Nedeni alerjik reaksiyonlar olabilir, örneğin hayvan kılına, polene veya ev tozuna duyarlıysanız. Ayrıca enfeksiyonlar, solunum yollarını tahriş eden maddelerin kullanımı ve psikolojik faktörler olası tetikleyicilerdir. Bu durumlarda, doktorlar alerjik olmayan astımdan bahseder.

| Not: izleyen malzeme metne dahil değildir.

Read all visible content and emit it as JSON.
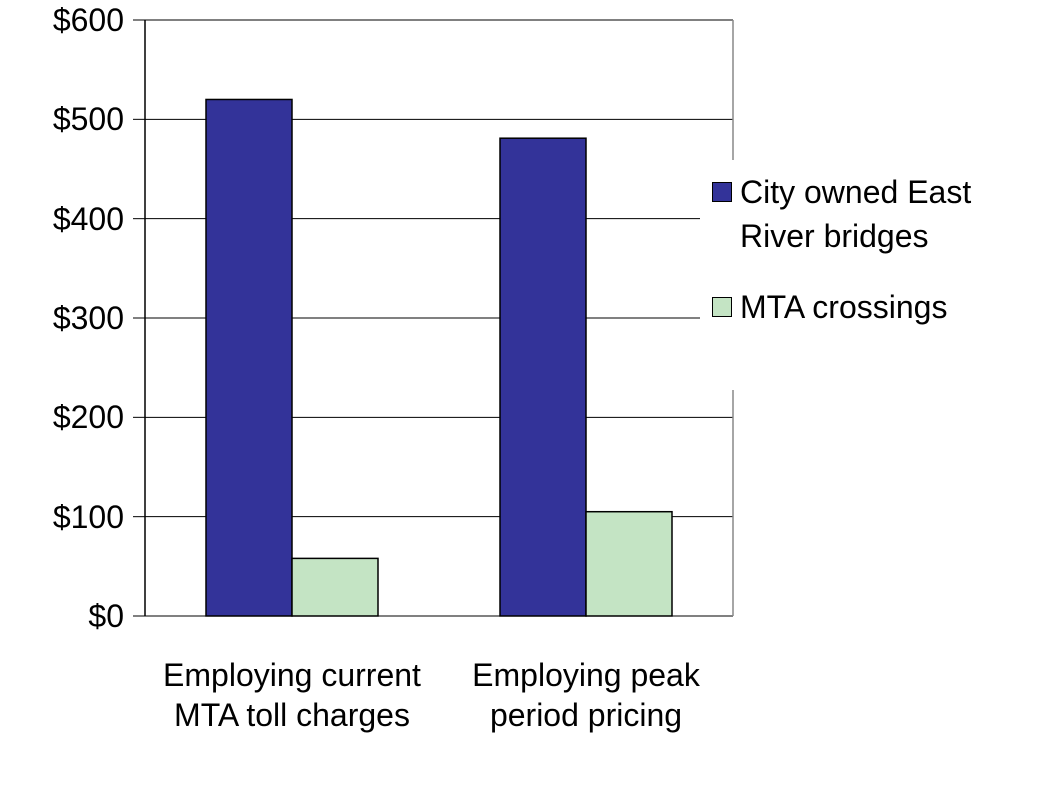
{
  "chart_data": {
    "type": "bar",
    "categories": [
      "Employing current MTA toll charges",
      "Employing peak period pricing"
    ],
    "series": [
      {
        "name": "City owned East River bridges",
        "color": "#333399",
        "values": [
          520,
          481
        ]
      },
      {
        "name": "MTA crossings",
        "color": "#c4e4c4",
        "values": [
          58,
          105
        ]
      }
    ],
    "ylim": [
      0,
      600
    ],
    "yticks": [
      {
        "value": 0,
        "label": "$0"
      },
      {
        "value": 100,
        "label": "$100"
      },
      {
        "value": 200,
        "label": "$200"
      },
      {
        "value": 300,
        "label": "$300"
      },
      {
        "value": 400,
        "label": "$400"
      },
      {
        "value": 500,
        "label": "$500"
      },
      {
        "value": 600,
        "label": "$600"
      }
    ],
    "grid": true,
    "legend": "right"
  }
}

Astımlı bir atak, yukarıda açıklanan yardımcı solunuma neden olan akut nefes darlığına neden olur. Bu mekanizmanın amacı, akciğerlere daha fazla hava girmeye zorlamak ve böylece oksijen eksikliği tehdidini ortadan kaldırmaktır. Bu, solunum bozukluğunun bir sonucu olarak ortaya çıkabilir ve en kötü durumda, organların yetersiz beslenmesine yol açabilir.
Uzun bir süre boyunca oksijen eksikliği, beyindeki sinir hücreleri de dahil olmak üzere hücrelerin ölmesine neden olma potansiyeline sahiptir. Bu nedenle beyin hasarı, ölümcül sonuçları olmasa bile, uzun süreli oksijen eksikliğinin tipik bir sonucudur.